Mme Le Caisne a ensuite présenté certains détails et certaines réalités que révèle son livre et qu’elle a pu recenser au travers de l’étude de témoignages d’ex-prisonniers syriens des centres d’interrogatoire du régime qu’elle a pu rencontrer au cours de ses visites dans divers pays où ceux-ci résident, avec lesquels elle a mené de nombreux entretiens. Au travers de ces témoignages apparaissent au grand jour les horreurs de la torture et les « méthodes » mises en pratique dans les caves des services sécuritaires syriens, des témoignages qui révèlent l’ampleur de la violence subie par les prisonniers syriens, une violence avec laquelle s’établit un lien avec les témoignages et les photographies prises par « César », le photographe qui a fait défection de la police militaire syrienne.

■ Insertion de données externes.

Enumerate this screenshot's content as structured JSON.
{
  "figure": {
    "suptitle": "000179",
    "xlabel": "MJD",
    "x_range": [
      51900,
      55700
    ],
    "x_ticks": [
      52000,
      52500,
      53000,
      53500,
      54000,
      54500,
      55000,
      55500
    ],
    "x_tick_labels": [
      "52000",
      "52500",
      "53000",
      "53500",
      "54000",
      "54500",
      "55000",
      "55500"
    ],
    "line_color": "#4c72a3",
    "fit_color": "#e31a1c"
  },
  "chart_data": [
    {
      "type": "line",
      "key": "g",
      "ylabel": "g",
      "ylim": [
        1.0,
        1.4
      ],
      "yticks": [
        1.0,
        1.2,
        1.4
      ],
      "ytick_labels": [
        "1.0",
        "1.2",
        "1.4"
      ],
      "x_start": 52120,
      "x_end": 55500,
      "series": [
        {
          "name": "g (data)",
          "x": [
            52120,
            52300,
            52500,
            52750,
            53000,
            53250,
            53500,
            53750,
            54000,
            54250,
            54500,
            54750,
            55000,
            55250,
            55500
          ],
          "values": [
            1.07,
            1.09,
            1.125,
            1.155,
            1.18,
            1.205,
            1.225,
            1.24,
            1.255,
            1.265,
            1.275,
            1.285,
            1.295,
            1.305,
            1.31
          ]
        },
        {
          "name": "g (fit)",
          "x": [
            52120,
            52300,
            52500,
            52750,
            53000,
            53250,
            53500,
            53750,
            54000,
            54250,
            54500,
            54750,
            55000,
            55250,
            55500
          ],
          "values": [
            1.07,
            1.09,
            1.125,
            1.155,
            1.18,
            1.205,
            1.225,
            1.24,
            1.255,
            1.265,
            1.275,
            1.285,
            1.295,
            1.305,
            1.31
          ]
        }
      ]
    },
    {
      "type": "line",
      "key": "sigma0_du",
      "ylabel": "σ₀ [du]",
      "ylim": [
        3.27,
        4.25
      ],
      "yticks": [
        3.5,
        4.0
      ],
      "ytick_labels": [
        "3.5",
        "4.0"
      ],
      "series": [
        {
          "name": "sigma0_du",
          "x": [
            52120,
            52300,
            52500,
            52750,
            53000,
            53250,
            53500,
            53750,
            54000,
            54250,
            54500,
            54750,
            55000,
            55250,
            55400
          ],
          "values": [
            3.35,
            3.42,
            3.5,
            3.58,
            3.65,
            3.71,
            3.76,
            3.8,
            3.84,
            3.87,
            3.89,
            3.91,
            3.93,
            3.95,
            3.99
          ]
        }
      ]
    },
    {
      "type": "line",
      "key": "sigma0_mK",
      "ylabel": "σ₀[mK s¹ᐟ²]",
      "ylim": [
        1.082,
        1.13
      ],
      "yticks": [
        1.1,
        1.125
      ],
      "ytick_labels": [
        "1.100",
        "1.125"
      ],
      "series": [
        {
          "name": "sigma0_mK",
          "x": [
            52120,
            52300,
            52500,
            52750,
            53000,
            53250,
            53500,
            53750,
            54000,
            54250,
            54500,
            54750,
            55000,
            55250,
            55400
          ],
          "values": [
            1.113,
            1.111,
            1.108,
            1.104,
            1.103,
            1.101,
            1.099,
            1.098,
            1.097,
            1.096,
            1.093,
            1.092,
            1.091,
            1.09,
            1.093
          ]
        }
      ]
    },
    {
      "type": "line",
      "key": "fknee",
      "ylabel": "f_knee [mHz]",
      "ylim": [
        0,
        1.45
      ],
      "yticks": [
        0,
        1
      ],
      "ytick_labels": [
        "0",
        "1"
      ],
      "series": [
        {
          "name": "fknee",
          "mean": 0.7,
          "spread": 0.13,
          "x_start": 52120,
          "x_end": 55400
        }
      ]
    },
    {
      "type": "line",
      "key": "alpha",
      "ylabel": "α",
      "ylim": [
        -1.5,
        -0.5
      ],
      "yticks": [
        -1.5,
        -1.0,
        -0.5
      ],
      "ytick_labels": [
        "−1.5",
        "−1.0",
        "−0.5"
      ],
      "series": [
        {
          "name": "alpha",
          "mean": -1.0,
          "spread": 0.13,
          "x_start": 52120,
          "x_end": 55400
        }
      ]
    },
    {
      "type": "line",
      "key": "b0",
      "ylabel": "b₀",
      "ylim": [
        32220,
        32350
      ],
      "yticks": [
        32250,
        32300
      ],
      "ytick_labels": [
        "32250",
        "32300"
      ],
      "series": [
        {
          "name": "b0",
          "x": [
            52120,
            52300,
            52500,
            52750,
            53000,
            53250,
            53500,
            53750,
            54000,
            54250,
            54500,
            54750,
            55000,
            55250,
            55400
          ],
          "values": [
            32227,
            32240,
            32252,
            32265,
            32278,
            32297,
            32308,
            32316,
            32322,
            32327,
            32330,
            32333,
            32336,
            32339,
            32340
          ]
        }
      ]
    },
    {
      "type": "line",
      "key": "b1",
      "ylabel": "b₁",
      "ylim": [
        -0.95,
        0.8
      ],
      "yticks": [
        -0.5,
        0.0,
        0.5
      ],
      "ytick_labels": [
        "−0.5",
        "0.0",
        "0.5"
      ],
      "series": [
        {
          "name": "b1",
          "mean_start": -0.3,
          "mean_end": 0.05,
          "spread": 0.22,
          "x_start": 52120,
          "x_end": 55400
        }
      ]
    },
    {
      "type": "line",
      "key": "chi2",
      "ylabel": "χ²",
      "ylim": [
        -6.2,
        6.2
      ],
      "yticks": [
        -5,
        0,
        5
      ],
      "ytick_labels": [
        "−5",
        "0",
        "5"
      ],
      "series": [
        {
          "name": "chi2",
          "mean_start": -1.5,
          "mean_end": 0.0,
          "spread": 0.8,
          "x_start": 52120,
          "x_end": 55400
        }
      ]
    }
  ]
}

Elle a expliqué les conditions auxquelles les prisonniers sont soumis dans les centres de détention. Elle a souligné les provocations et les chantages des membres des services de sécurité auxquels ils sont exposés, ainsi que les sévices que subissent leurs membres de leur famille non encore arrêtés : des extorsions de fonds, notamment (des rançons étant exigées d’eux s’ils veulent voir libérer leurs proches), de plus en plus fréquentes dans la période récente.

Cette rencontre a été illustrée de témoignages confiés par certains ex-prisonniers à Mme Le Caisne et figurant dans son livre. L’on y entend des aperçus de ce à quoi ils ont été soumis lors de leurs périodes d’incarcération en fait de brutalités d’une sauvagerie extrême, de traitements inhumains dans les centres des services de sécurité du régime syrien. Ces témoignages comportent des détails très importants sur l’atmosphère générale dans laquelle se déroulent les arrestations, sur la manière dont les personnes arrêtées sont maltraitées, ainsi que sur les méthodes de torture et d’investigation mises en œuvre par le régime syrien, notamment ces nombreux transferts de prisonniers entre plusieurs des multiples services de sécurité syriens et les « aveux » forcés d’actes qu’ils n’ont jamais commis que ces services cherchent à leur arracher en recourant littéralement à tous les moyens.